Opened 5 years ago

Closed 5 years ago

#1160 closed task (fixed)

Investigate changes in Picard since our last modified version

Reported by: Nicklas Nordborg Owned by: Nicklas Nordborg
Priority: critical Milestone: Reggie v4.23
Component: net.sf.basedb.reggie Keywords:

Description (last modified by Nicklas Nordborg)

We are using a modified version of Picard for demuxing. It is base on Picard 1.128 and changes are listed on our BASE-hacks site:

The MIPs pipeline is using UMI (unique molecular indices) which require that 'M' is used in the READ_STRUCTURE parameter to Picard. This is not supported in our modified version, but works in a later version (for example: 2.20.0).

However, we may not be able to just switch to the newer Picard due to our modifications. This ticket is about investigating potential issues.
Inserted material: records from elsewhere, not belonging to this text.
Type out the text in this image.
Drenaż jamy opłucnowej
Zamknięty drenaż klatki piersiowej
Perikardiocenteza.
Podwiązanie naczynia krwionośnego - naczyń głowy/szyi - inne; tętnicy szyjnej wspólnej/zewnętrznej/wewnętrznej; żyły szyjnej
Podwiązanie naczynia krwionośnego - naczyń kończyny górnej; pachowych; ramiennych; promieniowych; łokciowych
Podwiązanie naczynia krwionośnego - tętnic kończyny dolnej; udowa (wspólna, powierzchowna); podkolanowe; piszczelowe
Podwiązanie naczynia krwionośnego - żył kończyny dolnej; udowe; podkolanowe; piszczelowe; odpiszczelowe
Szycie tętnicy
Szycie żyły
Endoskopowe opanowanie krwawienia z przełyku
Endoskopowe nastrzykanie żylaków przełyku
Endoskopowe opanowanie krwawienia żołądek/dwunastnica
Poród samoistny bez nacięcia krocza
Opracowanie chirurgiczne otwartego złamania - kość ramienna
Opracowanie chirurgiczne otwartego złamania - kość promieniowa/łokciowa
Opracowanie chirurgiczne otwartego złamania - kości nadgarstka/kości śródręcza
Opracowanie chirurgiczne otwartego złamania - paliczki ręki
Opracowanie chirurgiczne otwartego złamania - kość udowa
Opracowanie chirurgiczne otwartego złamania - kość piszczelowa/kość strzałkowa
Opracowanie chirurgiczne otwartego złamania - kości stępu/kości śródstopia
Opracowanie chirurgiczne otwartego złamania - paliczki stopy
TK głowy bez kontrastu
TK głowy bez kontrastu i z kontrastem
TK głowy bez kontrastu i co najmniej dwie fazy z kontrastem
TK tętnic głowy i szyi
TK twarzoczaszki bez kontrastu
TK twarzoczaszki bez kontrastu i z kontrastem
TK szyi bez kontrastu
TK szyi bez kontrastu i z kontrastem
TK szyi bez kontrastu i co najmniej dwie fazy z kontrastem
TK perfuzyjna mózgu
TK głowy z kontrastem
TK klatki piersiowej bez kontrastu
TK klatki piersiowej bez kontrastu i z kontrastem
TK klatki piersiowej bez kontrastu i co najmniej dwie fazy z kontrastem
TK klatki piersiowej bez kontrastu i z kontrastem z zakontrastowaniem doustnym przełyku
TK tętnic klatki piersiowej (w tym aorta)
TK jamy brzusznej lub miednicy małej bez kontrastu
To summarize our findings from below:

It should be possible to use the newer Picard version. All critical modification have also been fixed in Picard. The exception is Item 1 in Fork release 2, but this only affects 31 old sequencing runs and can be fixed by manually copying the TileMetrics.bin file.

The remaining annoyance with all messages going to stderr should not prevent us from updating. If we can't get acceptable results by fixing code in Reggie, there is always the possibility to fork Picard again.

Change History (9)

comment:1 by Nicklas Nordborg, 5 years ago

Fork release 5 - Item 1

We do not use AddOrReplaceReadGroups any longer. It was removed from the legacy pipeline since we no longer keep BAM files there and in the new pipeline, Hisat has built-in support for this. See #983 and #997.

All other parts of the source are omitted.